Posted: Apr 14, 2013 6:55 PM MSTUpdated: Apr 15, 2013 8:59 AM MST
LOCUST GROVE, Oklahoma –
A Green Country group plans to be armed and ready in a moment of crisis.
They’re part of a group called “Sweet Shots,” and on Sunday, April 14, 2013, it offered a training course in Locust Grove that was strictly for women.
These 60 Oklahomans share something with women across the nation.
“They are the largest group of new gun owners in America,” chapter leader Kara Gage said.
And they are taking aim at learning the fundamentals of gun ownership.
“We want to make sure that they can use them properly, care for them at home, with safety, safety, safety being the number 1 thing,” Gage said.
Before hitting the Cedar Creek Range, they went through a training course on how to handle a firearm.
Some of them are newbies.
“I’ve been a gun owner now for eight days,” Broken Arrow resident Brittany Dampf said.
Others have a little more experience.
“I’ve only been shooting probably the last couple years.”
And while some of the shooting instructors may be men, you’ll only find women pulling the triggers here.
“It’s a lot more comfortable. It’s a friendly atmosphere,” Dampf said.
For $10 plus the cost of ammunition, this program allows them the ability to try out a variety of handguns.
“The main thing is being able to pull the slide back on a semi-automatic,” Leggett said.
“It’s just like picking out a good pair of shoes, you need to be the one that tries your gun on,” Gage said.
They join more than 50 “well armed woman” chapters across the nation made up of nearly 800 members. There are two chapters in Oklahoma, the one in Locust Grove and another in Oklahoma City.
The women said the group and training empowers them.

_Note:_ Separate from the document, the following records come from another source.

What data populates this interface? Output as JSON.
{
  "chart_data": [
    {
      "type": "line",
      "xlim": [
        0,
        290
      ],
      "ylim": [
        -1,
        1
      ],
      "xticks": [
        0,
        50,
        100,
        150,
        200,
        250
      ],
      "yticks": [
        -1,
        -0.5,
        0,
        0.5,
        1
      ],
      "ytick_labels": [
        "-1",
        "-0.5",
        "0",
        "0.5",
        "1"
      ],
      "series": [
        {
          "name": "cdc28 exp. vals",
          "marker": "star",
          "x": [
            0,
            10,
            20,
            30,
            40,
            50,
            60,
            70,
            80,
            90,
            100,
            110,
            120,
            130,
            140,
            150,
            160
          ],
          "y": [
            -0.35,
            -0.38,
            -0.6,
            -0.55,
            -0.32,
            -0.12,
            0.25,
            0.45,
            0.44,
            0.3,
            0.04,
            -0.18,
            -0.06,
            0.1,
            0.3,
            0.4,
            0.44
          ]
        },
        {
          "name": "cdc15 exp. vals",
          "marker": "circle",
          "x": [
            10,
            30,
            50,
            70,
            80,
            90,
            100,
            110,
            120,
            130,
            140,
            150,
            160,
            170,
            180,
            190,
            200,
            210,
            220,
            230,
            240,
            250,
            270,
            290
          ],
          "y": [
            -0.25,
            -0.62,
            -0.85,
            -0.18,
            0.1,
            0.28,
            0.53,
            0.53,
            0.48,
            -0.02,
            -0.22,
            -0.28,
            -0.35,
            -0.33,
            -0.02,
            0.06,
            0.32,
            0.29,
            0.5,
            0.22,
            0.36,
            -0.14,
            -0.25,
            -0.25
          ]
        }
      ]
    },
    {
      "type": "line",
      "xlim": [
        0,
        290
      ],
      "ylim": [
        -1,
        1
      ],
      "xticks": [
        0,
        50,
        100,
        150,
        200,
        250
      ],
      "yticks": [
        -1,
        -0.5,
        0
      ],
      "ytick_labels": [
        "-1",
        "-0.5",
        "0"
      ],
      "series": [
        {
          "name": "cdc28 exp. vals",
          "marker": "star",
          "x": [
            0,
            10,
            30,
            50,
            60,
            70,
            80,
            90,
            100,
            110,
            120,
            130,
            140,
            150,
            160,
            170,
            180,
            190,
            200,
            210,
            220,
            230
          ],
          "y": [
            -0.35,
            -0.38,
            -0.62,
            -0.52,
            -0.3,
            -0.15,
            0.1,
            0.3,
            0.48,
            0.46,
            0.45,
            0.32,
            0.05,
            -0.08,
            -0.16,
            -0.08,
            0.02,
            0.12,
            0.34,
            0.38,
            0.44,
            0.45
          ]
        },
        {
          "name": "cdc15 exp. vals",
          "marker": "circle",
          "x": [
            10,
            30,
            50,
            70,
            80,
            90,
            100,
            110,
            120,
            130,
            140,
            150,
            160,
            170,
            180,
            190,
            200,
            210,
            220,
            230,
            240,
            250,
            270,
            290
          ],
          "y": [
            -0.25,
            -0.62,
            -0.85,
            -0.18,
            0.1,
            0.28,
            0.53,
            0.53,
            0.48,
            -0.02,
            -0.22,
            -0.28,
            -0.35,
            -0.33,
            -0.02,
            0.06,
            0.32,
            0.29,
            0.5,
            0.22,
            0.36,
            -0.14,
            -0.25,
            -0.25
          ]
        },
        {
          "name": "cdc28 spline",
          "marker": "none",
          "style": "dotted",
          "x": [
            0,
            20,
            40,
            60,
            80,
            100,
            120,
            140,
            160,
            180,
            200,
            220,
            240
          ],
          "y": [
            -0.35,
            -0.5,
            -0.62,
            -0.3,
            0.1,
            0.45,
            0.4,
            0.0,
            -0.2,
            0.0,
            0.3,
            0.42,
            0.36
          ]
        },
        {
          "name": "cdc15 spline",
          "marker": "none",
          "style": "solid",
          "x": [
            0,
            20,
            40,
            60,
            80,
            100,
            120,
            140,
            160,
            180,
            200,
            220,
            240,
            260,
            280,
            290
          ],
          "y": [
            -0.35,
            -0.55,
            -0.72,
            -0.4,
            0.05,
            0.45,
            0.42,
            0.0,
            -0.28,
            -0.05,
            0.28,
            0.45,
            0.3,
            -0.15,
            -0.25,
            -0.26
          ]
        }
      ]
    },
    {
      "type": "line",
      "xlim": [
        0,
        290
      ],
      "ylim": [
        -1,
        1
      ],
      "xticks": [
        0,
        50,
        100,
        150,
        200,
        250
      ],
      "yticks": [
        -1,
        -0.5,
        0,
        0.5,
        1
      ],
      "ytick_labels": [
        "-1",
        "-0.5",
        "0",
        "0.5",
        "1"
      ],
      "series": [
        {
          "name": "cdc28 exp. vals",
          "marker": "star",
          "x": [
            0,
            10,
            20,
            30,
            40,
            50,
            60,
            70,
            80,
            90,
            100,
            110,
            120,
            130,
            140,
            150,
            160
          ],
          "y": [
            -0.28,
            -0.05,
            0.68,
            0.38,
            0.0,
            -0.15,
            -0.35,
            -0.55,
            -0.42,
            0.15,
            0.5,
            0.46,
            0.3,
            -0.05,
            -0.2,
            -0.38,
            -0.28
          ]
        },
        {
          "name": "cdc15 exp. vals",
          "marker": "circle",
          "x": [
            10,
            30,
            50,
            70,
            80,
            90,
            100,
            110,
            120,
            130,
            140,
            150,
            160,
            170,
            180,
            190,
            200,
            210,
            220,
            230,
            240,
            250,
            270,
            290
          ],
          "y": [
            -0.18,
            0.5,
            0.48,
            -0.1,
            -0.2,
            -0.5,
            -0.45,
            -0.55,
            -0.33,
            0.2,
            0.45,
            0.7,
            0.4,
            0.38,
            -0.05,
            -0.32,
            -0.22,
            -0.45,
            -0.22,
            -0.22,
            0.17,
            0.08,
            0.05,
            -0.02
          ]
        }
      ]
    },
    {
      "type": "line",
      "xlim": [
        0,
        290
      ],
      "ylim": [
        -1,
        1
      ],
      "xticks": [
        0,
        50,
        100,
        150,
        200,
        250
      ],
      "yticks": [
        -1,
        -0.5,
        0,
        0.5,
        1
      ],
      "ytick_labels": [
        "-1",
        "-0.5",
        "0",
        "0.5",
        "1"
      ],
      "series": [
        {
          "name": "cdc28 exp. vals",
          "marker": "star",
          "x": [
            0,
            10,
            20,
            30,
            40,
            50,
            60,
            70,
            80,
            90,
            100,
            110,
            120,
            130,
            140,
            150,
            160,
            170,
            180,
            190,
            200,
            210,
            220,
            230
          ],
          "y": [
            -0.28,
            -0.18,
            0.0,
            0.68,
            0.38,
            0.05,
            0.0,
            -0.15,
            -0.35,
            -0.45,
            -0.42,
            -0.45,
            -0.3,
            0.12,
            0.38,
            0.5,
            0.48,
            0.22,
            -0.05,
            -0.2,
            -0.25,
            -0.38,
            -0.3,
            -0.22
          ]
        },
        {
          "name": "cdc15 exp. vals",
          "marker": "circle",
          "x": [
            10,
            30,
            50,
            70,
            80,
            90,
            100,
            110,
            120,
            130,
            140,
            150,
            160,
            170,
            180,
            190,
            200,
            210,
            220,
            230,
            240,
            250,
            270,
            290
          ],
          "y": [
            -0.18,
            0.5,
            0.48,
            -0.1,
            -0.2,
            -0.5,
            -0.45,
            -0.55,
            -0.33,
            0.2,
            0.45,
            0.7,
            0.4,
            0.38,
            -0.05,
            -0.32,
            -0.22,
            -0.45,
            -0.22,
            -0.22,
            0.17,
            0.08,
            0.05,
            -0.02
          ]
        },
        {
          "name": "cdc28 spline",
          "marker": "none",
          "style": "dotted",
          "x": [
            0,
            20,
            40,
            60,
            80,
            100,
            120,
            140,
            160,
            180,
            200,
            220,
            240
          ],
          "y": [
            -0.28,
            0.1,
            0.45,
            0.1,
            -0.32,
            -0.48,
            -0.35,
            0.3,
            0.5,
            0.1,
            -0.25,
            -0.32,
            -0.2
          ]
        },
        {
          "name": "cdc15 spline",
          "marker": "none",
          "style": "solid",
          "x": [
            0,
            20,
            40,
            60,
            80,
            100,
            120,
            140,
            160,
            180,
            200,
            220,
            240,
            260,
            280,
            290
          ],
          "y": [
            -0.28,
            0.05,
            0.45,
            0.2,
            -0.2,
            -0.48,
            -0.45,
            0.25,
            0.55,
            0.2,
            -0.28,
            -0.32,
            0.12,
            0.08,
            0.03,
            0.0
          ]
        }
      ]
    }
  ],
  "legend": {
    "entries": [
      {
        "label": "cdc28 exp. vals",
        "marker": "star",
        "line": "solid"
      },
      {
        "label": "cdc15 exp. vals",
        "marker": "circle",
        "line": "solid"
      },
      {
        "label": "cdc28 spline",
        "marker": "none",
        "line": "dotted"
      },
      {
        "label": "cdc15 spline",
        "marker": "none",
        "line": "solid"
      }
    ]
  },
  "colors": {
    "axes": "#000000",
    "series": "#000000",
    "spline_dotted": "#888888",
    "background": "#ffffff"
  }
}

“Knowing that I have the knowledge to save my family if need be if there’s ever a crisis,” Dampf said.
Usually a crisis is unpredictable, no matter where you live.
“Even in the nicest neighborhood, somebody can come in your door at 2 in the morning,” Leggett said.
Each woman may have a different view about the gun control debate. However, they don’t talk about it much.
“We try not to be real political about it,” Page said.
But they all understand the importance of respecting the firepower they carry.
“Because they’re aren’t any accidents,” Gage said. “It’s either carelessness or ignorance.”